En tanto, el diario Clarín no buscó en ese momento ampliar el espacio otorgado a sus lectores. Cuando años después, en septiembre de 2003, el editor general del matutino, Ricardo Kirschbaum, fue consultado por la revista Noticias sobre si tenía pensado incluir al ombudsman del lector como uno de los aportes al nuevo rediseño del diario, el periodista reconoció:

“Tenemos una discusión en torno a su efectividad, la experiencia a nivel mundial ha tenido pro y contra. Quizás haya que convocar a un grupo de periodistas que trabaje en el área de control de calidad del diario. No lo haremos regularmente, sólo cuando nos parezca necesario.”2

Sin embargo, el mismo editor cambió de opinión cuando en mayo de 2004 anunció que se incorporaba a la edición dominical la sección Lectores, “una página de interactividad con cartas que plantean problemas, críticas, señalan errores o discrepan con la información u opinión publicada por Clarín”. Se asignó así al periodista Osvaldo Pepe, “un editor con trayectoria y experiencia”, la labor de “dar su punto de vista después de haber estudiado el problema planteado” por el lector. Al igual que en La Nación, aparecía en Clarín, aunque varios años después, un espacio y un profesional del medio para atender las inquietudes de los lectores, pero tampoco en este caso el diario le otorgaba el título de ombudsman o defensor, ni su función aparecía regulada por ningún estatuto.

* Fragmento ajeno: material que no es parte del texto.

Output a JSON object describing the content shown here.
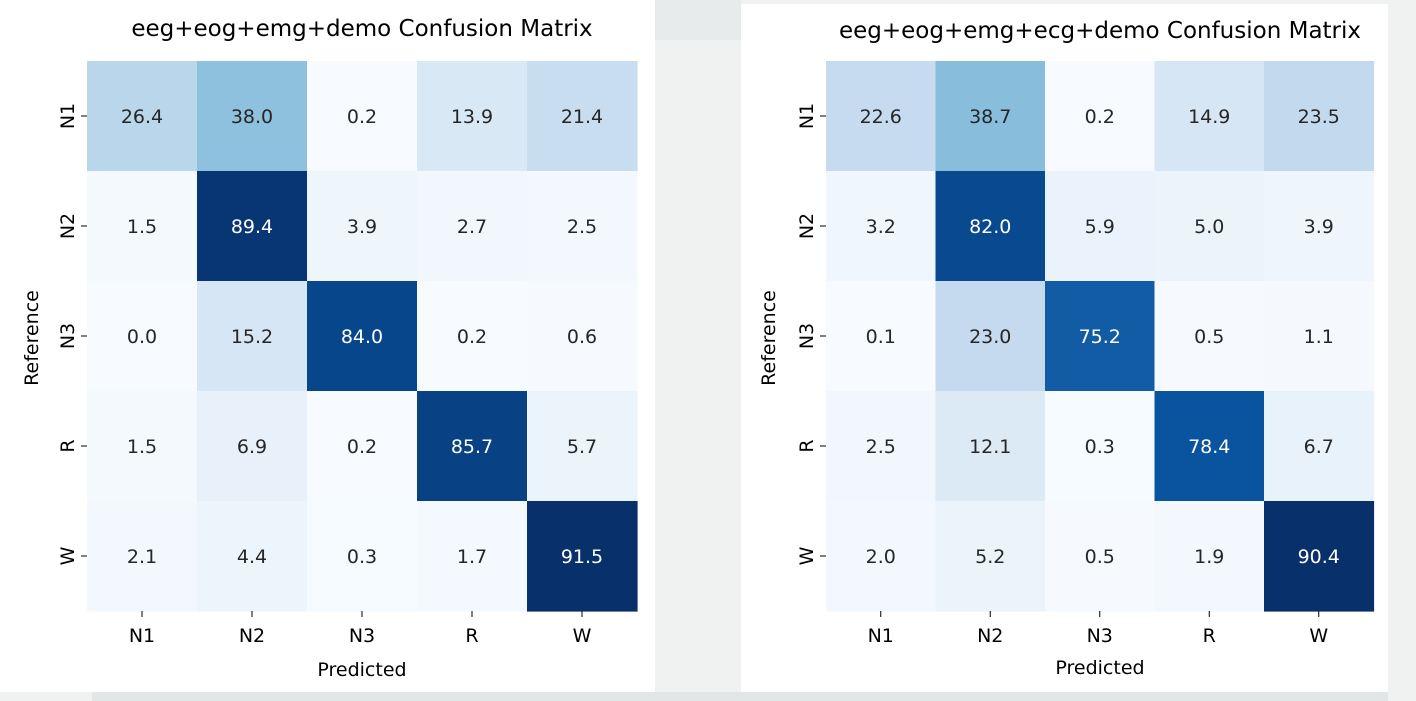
{
  "chart_data": [
    {
      "type": "heatmap",
      "title": "eeg+eog+emg+demo Confusion Matrix",
      "xlabel": "Predicted",
      "ylabel": "Reference",
      "x_categories": [
        "N1",
        "N2",
        "N3",
        "R",
        "W"
      ],
      "y_categories": [
        "N1",
        "N2",
        "N3",
        "R",
        "W"
      ],
      "values": [
        [
          26.4,
          38.0,
          0.2,
          13.9,
          21.4
        ],
        [
          1.5,
          89.4,
          3.9,
          2.7,
          2.5
        ],
        [
          0.0,
          15.2,
          84.0,
          0.2,
          0.6
        ],
        [
          1.5,
          6.9,
          0.2,
          85.7,
          5.7
        ],
        [
          2.1,
          4.4,
          0.3,
          1.7,
          91.5
        ]
      ],
      "colormap": "Blues",
      "value_range": [
        0,
        91.5
      ]
    },
    {
      "type": "heatmap",
      "title": "eeg+eog+emg+ecg+demo Confusion Matrix",
      "xlabel": "Predicted",
      "ylabel": "Reference",
      "x_categories": [
        "N1",
        "N2",
        "N3",
        "R",
        "W"
      ],
      "y_categories": [
        "N1",
        "N2",
        "N3",
        "R",
        "W"
      ],
      "values": [
        [
          22.6,
          38.7,
          0.2,
          14.9,
          23.5
        ],
        [
          3.2,
          82.0,
          5.9,
          5.0,
          3.9
        ],
        [
          0.1,
          23.0,
          75.2,
          0.5,
          1.1
        ],
        [
          2.5,
          12.1,
          0.3,
          78.4,
          6.7
        ],
        [
          2.0,
          5.2,
          0.5,
          1.9,
          90.4
        ]
      ],
      "colormap": "Blues",
      "value_range": [
        0,
        90.4
      ]
    }
  ]
}
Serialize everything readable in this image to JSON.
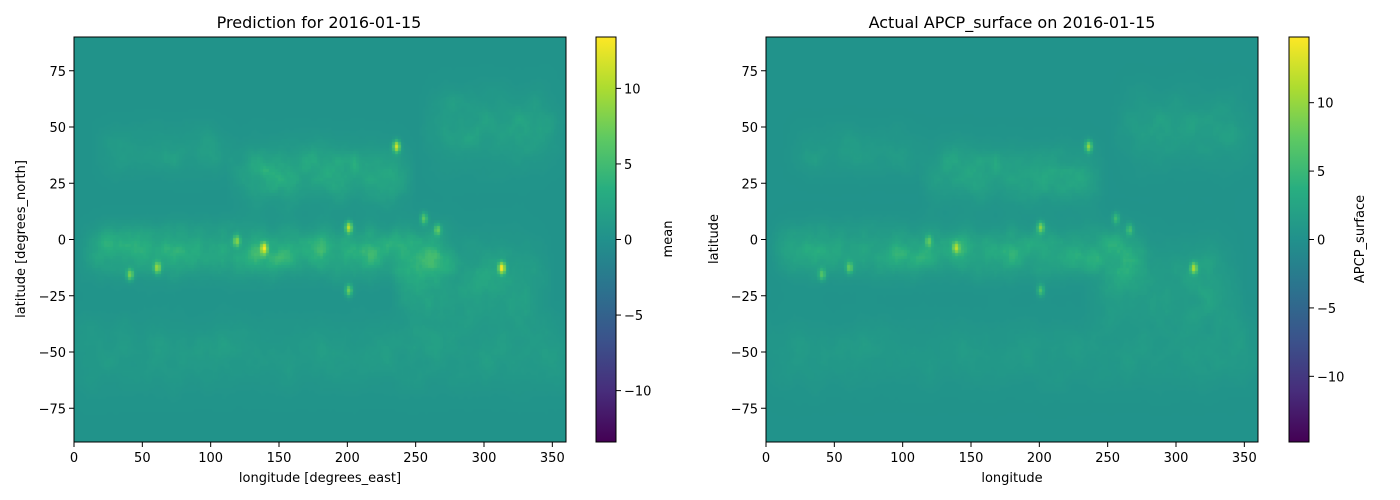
{
  "chart_data": [
    {
      "type": "heatmap",
      "title": "Prediction for 2016-01-15",
      "xlabel": "longitude [degrees_east]",
      "ylabel": "latitude [degrees_north]",
      "xlim": [
        0,
        360
      ],
      "ylim": [
        -90,
        90
      ],
      "x_ticks": [
        0,
        50,
        100,
        150,
        200,
        250,
        300,
        350
      ],
      "y_ticks": [
        -75,
        -50,
        -25,
        0,
        25,
        50,
        75
      ],
      "colorbar": {
        "label": "mean",
        "min": -13.4,
        "max": 13.4,
        "ticks": [
          -10,
          -5,
          0,
          5,
          10
        ],
        "tick_labels": [
          "−10",
          "−5",
          "0",
          "5",
          "10"
        ],
        "colormap": "viridis"
      }
    },
    {
      "type": "heatmap",
      "title": "Actual APCP_surface on 2016-01-15",
      "xlabel": "longitude",
      "ylabel": "latitude",
      "xlim": [
        0,
        360
      ],
      "ylim": [
        -90,
        90
      ],
      "x_ticks": [
        0,
        50,
        100,
        150,
        200,
        250,
        300,
        350
      ],
      "y_ticks": [
        -75,
        -50,
        -25,
        0,
        25,
        50,
        75
      ],
      "colorbar": {
        "label": "APCP_surface",
        "min": -14.8,
        "max": 14.8,
        "ticks": [
          -10,
          -5,
          0,
          5,
          10
        ],
        "tick_labels": [
          "−10",
          "−5",
          "0",
          "5",
          "10"
        ],
        "colormap": "viridis"
      }
    }
  ],
  "field_features": {
    "background_value": 0.3,
    "bands": [
      {
        "lon_start": 10,
        "lon_end": 270,
        "lat_center": -5,
        "lat_width": 10,
        "value": 4
      },
      {
        "lon_start": 120,
        "lon_end": 240,
        "lat_center": 30,
        "lat_width": 12,
        "value": 3
      },
      {
        "lon_start": 20,
        "lon_end": 110,
        "lat_center": 40,
        "lat_width": 10,
        "value": 1.5
      },
      {
        "lon_start": 240,
        "lon_end": 340,
        "lat_center": -20,
        "lat_width": 18,
        "value": 2.5
      },
      {
        "lon_start": 0,
        "lon_end": 360,
        "lat_center": -50,
        "lat_width": 15,
        "value": 1.2
      },
      {
        "lon_start": 260,
        "lon_end": 350,
        "lat_center": 50,
        "lat_width": 15,
        "value": 2
      }
    ],
    "hotspots": [
      {
        "lon": 235,
        "lat": 42,
        "value": 11
      },
      {
        "lon": 312,
        "lat": -12,
        "value": 12
      },
      {
        "lon": 200,
        "lat": 6,
        "value": 10
      },
      {
        "lon": 138,
        "lat": -3,
        "value": 10
      },
      {
        "lon": 200,
        "lat": -22,
        "value": 7
      },
      {
        "lon": 60,
        "lat": -12,
        "value": 8
      },
      {
        "lon": 255,
        "lat": 10,
        "value": 6
      },
      {
        "lon": 118,
        "lat": 0,
        "value": 7
      },
      {
        "lon": 265,
        "lat": 5,
        "value": 6
      },
      {
        "lon": 40,
        "lat": -15,
        "value": 7
      }
    ]
  }
}
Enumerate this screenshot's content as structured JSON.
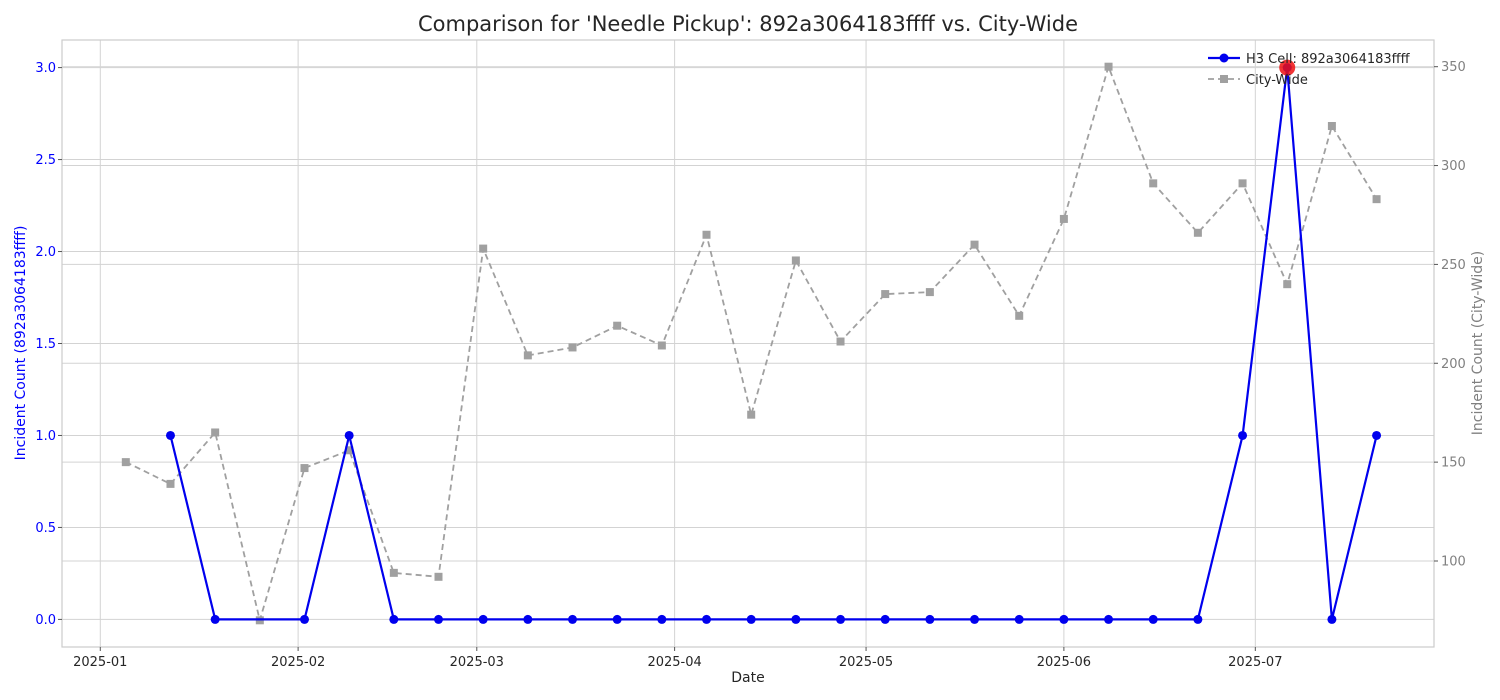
{
  "chart_data": {
    "type": "line",
    "title": "Comparison for 'Needle Pickup': 892a3064183ffff vs. City-Wide",
    "xlabel": "Date",
    "ylabel_left": "Incident Count (892a3064183ffff)",
    "ylabel_right": "Incident Count (City-Wide)",
    "x_tick_labels": [
      "2025-01",
      "2025-02",
      "2025-03",
      "2025-04",
      "2025-05",
      "2025-06",
      "2025-07"
    ],
    "y_left_tick_labels": [
      "0.0",
      "0.5",
      "1.0",
      "1.5",
      "2.0",
      "2.5",
      "3.0"
    ],
    "y_right_tick_labels": [
      "100",
      "150",
      "200",
      "250",
      "300",
      "350"
    ],
    "ylim_left": [
      -0.15,
      3.15
    ],
    "ylim_right": [
      56.5,
      363.5
    ],
    "grid": true,
    "legend_position": "top-right",
    "colors": {
      "cell": "#0000ee",
      "citywide": "#a0a0a0",
      "highlight": "#ee1111",
      "left_axis": "#0000ff",
      "right_axis": "#808080"
    },
    "series": [
      {
        "name": "H3 Cell: 892a3064183ffff",
        "axis": "left",
        "x": [
          "2025-01-12",
          "2025-01-19",
          "2025-02-02",
          "2025-02-09",
          "2025-02-16",
          "2025-02-23",
          "2025-03-02",
          "2025-03-09",
          "2025-03-16",
          "2025-03-23",
          "2025-03-30",
          "2025-04-06",
          "2025-04-13",
          "2025-04-20",
          "2025-04-27",
          "2025-05-04",
          "2025-05-11",
          "2025-05-18",
          "2025-05-25",
          "2025-06-01",
          "2025-06-08",
          "2025-06-15",
          "2025-06-22",
          "2025-06-29",
          "2025-07-06",
          "2025-07-13",
          "2025-07-20"
        ],
        "values": [
          1,
          0,
          0,
          1,
          0,
          0,
          0,
          0,
          0,
          0,
          0,
          0,
          0,
          0,
          0,
          0,
          0,
          0,
          0,
          0,
          0,
          0,
          0,
          1,
          3,
          0,
          1
        ]
      },
      {
        "name": "City-Wide",
        "axis": "right",
        "x": [
          "2025-01-05",
          "2025-01-12",
          "2025-01-19",
          "2025-01-26",
          "2025-02-02",
          "2025-02-09",
          "2025-02-16",
          "2025-02-23",
          "2025-03-02",
          "2025-03-09",
          "2025-03-16",
          "2025-03-23",
          "2025-03-30",
          "2025-04-06",
          "2025-04-13",
          "2025-04-20",
          "2025-04-27",
          "2025-05-04",
          "2025-05-11",
          "2025-05-18",
          "2025-05-25",
          "2025-06-01",
          "2025-06-08",
          "2025-06-15",
          "2025-06-22",
          "2025-06-29",
          "2025-07-06",
          "2025-07-13",
          "2025-07-20"
        ],
        "values": [
          150,
          139,
          165,
          70,
          147,
          156,
          94,
          92,
          258,
          204,
          208,
          219,
          209,
          265,
          174,
          252,
          211,
          235,
          236,
          260,
          224,
          273,
          350,
          291,
          266,
          291,
          240,
          320,
          283
        ]
      }
    ],
    "highlight": {
      "x": "2025-07-06",
      "value": 3
    }
  }
}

En lo que respecta a los demás matutinos que se editan en la Capital Federal y sus alrededores, algunos –como La Prensa y Popular– dedican espacios importantes a las cartas de sus lectores, otros como Página/12 seleccionan sólo un mensaje que aparece en la contratapa. La característica de estos diarios es que sólo se limitan a publicar esas cartas, pero no hay respuestas a las inquietudes, que generalmente tratan sobre problemáticas del país y no sobre la política editorial del medio en particular.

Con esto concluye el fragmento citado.